The Early Registration’s Albums of the Year (So Far)

20. Wild Beasts – Present Tense

Released: February 24, 2014

In an unusual move Wild Beasts released their fourth studio album and its first single “Wanderlust” on the same day, but this is not to say that “Wanderlust” is the only track worth listening to on the album. In fact, if you chose to go with the single over the album on day one, you likely found yourself out $1.99, when you later decided to buy the entire project. Wild Beasts, an English indie rock band, have been together for nearly a decade and are at the peak of their career since the release of Present Tense. If you are an Arctic Monkeys fan, not to say the groups are one in the same, you will likely love Wild Beasts.

19. Warpaint – Warpaint

Released: January 17, 2014

The Los Angeles indie rock band formed in 2004, but released their self-titled album Warpaint just this year. While the groups writing never used to come from the bottom-up, this project was the bands first time writing songs together and it paid off. While it is understandable why this album is very interesting, if you do not dislike it, it is likely that you love it.

18. Gordon Voidwell – Bad Études

Released: February 7, 2014

Hailing from Minnesota, Gordon Voidwell provides a unique sound to R&B, and continues to do this with his mixtape Bad Etudes. He isn’t Prince, but he does his state proud on this one. Voidwell has improved a lot since his first tape in 2009, and has likely learned a lot by landing some significant collaborations over the years. We are excited to see what he will have in store for his debut album, hopefully within the next couple of years.

17. Ab Soul – These Days

Released: June 24, 2014

These Days… is fantastic in it’s own right. It might be lacking the cohesive, thematic glue of Control System, but it is still somewhat blended and fluent in it’s own right. If it has any underlying theme to it at all, the project’s frequent and excellently executed biblical references and ideas come to mind, with the single “Stigmata” comparing Christ’s physical pain and suffering to the metaphorical struggle of Ab-Soul’s life (“I’m more than a man, I’ve died and rose again/Left these holes in my hands, so you know who I am”) and even the album’s opening track “God’s Reign” has Ab-Soul reflecting on his personal losses and struggles and blaming them on God’s wrath, leaving him “scared to move These Days” as SZA croons on the hook.

Other highlights come from records like “Hunnid Stax” where the more playful side of Soul comes to life, as it is one of his bangers obnoxiously referencing money and sex.
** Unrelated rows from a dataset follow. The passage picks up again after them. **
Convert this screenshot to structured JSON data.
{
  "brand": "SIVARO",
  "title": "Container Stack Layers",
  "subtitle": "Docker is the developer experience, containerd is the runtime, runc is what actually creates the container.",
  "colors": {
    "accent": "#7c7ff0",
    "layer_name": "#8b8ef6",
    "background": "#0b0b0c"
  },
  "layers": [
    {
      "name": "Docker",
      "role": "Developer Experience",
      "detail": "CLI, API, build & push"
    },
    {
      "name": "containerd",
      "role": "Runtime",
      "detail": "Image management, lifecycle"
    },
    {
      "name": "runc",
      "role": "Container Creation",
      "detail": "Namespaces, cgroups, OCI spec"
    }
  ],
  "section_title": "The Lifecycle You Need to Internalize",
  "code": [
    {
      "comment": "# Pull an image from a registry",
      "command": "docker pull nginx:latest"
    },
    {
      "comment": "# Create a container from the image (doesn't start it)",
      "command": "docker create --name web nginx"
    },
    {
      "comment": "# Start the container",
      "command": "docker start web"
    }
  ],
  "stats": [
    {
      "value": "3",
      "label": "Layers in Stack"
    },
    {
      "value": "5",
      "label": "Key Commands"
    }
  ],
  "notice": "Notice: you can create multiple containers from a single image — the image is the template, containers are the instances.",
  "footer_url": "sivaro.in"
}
Not without a chopped and screwed Lana Del Rey sample and a drug-influenced Mac Miller hook, Schoolboy Q finally jumps in for his own view on these lavish luxuries. “Nevermind That” boasts a well placed and unexpected Rick Ross verse over a droning and scattered trap-influenced beat, “Closure” occupies the emotional crooning song on the album (Control System was not without this either, for example, “Empathy”) and the leaned-out, Tupac-interpolated “Ride Slow” comes equipped with a squeaky verse from Danny Brown and low, spacey uncredited hook from Earl Sweatshirt. The largest highlight of the album is the answer to Kendrick Lamar’s “Ab-Soul’s Outro” off his 2011 project Section.80, where Ab-Soul offered an almost free-verse, spoken-word powerful verse over strings and brass instruments. Kendrick responds with a similarly structured “Kendrick Lamar’s Interlude” on this album, and after a very Kendrick-deprived year, we are blessed with one of the hardest verses Kendrick’s spit in a long time. With bars like, “Be another example, I’ll take the whole industry hostage if I have to/I’ll sabotage this game, a good kid? Yeah that’s only in my mama’s eyes/I seen a dead body at five and that shit made me traumatized”, it’s hard not to appreciate this masterful track. Ab-Soul hops on for a short verse, and boasts “I’m obviously ominous to my competition/and if I ain’t better than Kendrick than nobody is then!”, which is a statement that’s pretty hard to disagree with. – Vikash Dass

16. MØ – No Mythologies To Follow

Released: March 10, 2014

Danish recording artist Mø, gave us a great debut with her album No Mythologies To Follow. The album contains extensive electro production from Diplo, where “Waste of Time” and “Slow Love” really stand out. However, ten tracks on the album is nothing to sleep on. No Mythologies To Follow is easily one of the best electronic albums of 2014.